ABSTRACT

Almost four hundred thrillers have been produced over the last 35 years in response to the current phase of political upheaval in Northern Ireland. This vast popular cultural sedimentation has ensured the enthronement of the genre as the dominant fictional mode of representing the North, supposedly granting appropriate literary form to national and historical experience. This book interrogates the complicity of the enduring confrontations, conspiracies and mysteries of the thriller form with the hegemonic view of Northern Irish society as itself suspended in a recurrent and befuddling stasis. Brian Moore's Lies of Silence typifies such a correlation by utilizing the regurgitatory element of the crime genre to depict the conflict as 'that endless mindless chain of killings' (64).l In a way, then, there is a moment of ideological conflation in the application of the thriller form to Northern Ireland.
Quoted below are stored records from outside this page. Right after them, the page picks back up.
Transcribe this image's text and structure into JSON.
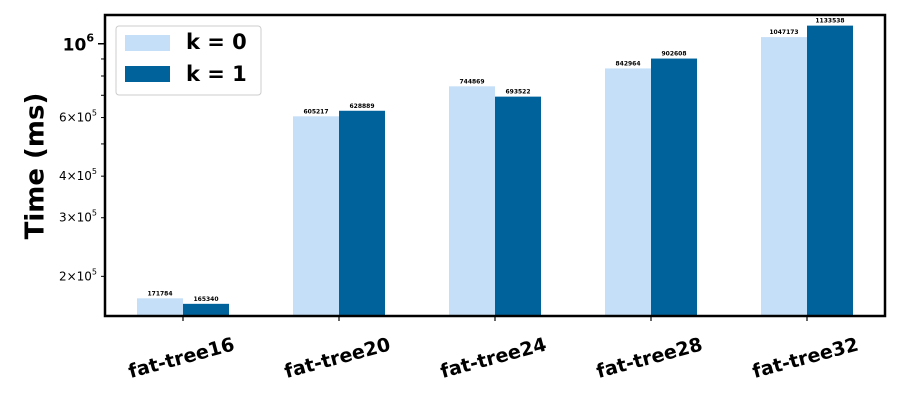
{
  "chart_data": {
    "type": "bar",
    "categories": [
      "fat-tree16",
      "fat-tree20",
      "fat-tree24",
      "fat-tree28",
      "fat-tree32"
    ],
    "series": [
      {
        "name": "k = 0",
        "color": "#c6dff8",
        "values": [
          171784,
          605217,
          744869,
          842964,
          1047173
        ]
      },
      {
        "name": "k = 1",
        "color": "#00629b",
        "values": [
          165340,
          628889,
          693522,
          902608,
          1133538
        ]
      }
    ],
    "ylabel": "Time (ms)",
    "xlabel": "",
    "yscale": "log",
    "ylim": [
      152000,
      1220000
    ],
    "yticks": [
      {
        "value": 200000,
        "base": "2",
        "exp": "5"
      },
      {
        "value": 300000,
        "base": "3",
        "exp": "5"
      },
      {
        "value": 400000,
        "base": "4",
        "exp": "5"
      },
      {
        "value": 600000,
        "base": "6",
        "exp": "5"
      }
    ],
    "ytick_major": {
      "value": 1000000,
      "base": "10",
      "exp": "6"
    },
    "yminor_ticks": [
      500000,
      700000,
      800000,
      900000
    ],
    "legend_position": "top-left",
    "grid": false
  }
}
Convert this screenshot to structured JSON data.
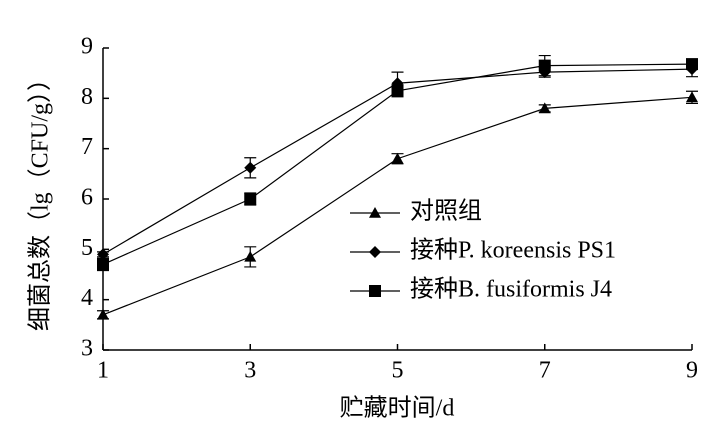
{
  "chart_data": {
    "type": "line",
    "x_label": "贮藏时间/d",
    "y_label": "细菌总数（lg（CFU/g））",
    "x": [
      1,
      3,
      5,
      7,
      9
    ],
    "xlim": [
      1,
      9
    ],
    "xticks": [
      1,
      3,
      5,
      7,
      9
    ],
    "ylim": [
      3,
      9
    ],
    "yticks": [
      3,
      4,
      5,
      6,
      7,
      8,
      9
    ],
    "legend": "center-right",
    "series": [
      {
        "name": "对照组",
        "color": "#000000",
        "marker": "triangle",
        "values": [
          3.7,
          4.85,
          6.8,
          7.8,
          8.02
        ],
        "errors": [
          0.08,
          0.2,
          0.1,
          0.07,
          0.12
        ]
      },
      {
        "name": "接种P. koreensis PS1",
        "color": "#000000",
        "marker": "diamond",
        "values": [
          4.9,
          6.62,
          8.3,
          8.52,
          8.58
        ],
        "errors": [
          0.05,
          0.2,
          0.22,
          0.1,
          0.15
        ]
      },
      {
        "name": "接种B. fusiformis J4",
        "color": "#000000",
        "marker": "square",
        "values": [
          4.7,
          6.0,
          8.15,
          8.65,
          8.68
        ],
        "errors": [
          0.12,
          0.12,
          0.12,
          0.2,
          0.05
        ]
      }
    ]
  }
}
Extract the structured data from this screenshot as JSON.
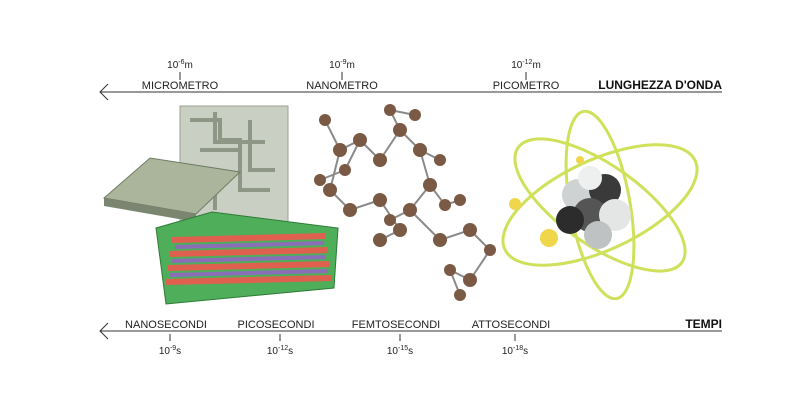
{
  "top_scale": {
    "title": "LUNGHEZZA D'ONDA",
    "ticks": [
      {
        "label": "MICROMETRO",
        "base": "10",
        "exponent": "-6",
        "unit": "m"
      },
      {
        "label": "NANOMETRO",
        "base": "10",
        "exponent": "-9",
        "unit": "m"
      },
      {
        "label": "PICOMETRO",
        "base": "10",
        "exponent": "-12",
        "unit": "m"
      }
    ]
  },
  "bottom_scale": {
    "title": "TEMPI",
    "ticks": [
      {
        "label": "NANOSECONDI",
        "base": "10",
        "exponent": "-9",
        "unit": "s"
      },
      {
        "label": "PICOSECONDI",
        "base": "10",
        "exponent": "-12",
        "unit": "s"
      },
      {
        "label": "FEMTOSECONDI",
        "base": "10",
        "exponent": "-15",
        "unit": "s"
      },
      {
        "label": "ATTOSECONDI",
        "base": "10",
        "exponent": "-18",
        "unit": "s"
      }
    ]
  }
}
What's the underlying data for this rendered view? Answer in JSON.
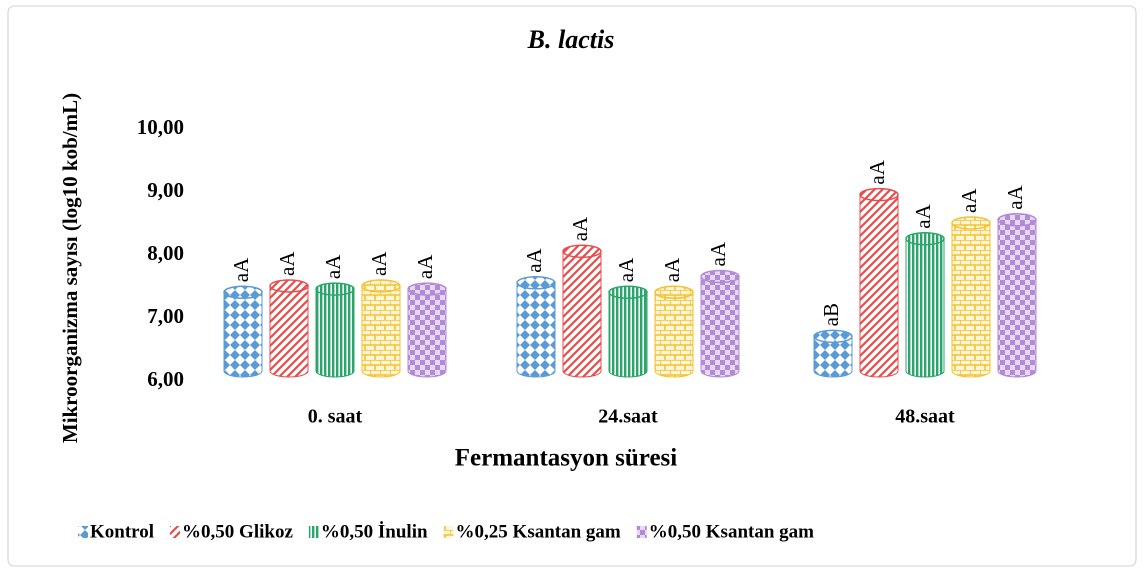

Therein the conspiracies of the genre are collapsed into what Joep Leerssen has termed 'the traumatic 'paradigm' (1998, 37) of Irish History, in which a nightmarish model refuses dialectical transformation and reverberates ceaselessly in irresoluble crisis.2 I want to suggest later that there is also a Utopian formal politics to conspiracy in the thriller form, which actually proffers a speculative grasp of the social totality but which is conventionally masked by this traumatic paradigm. For ultimately this book seeks to redeem not only the thriller as a form but also the historical dynamics present in the North of Ireland, to affirm a potentiality that disrupts what in many of these books appears most fated, contemptuously dismissed, statically stereotyped and without hope.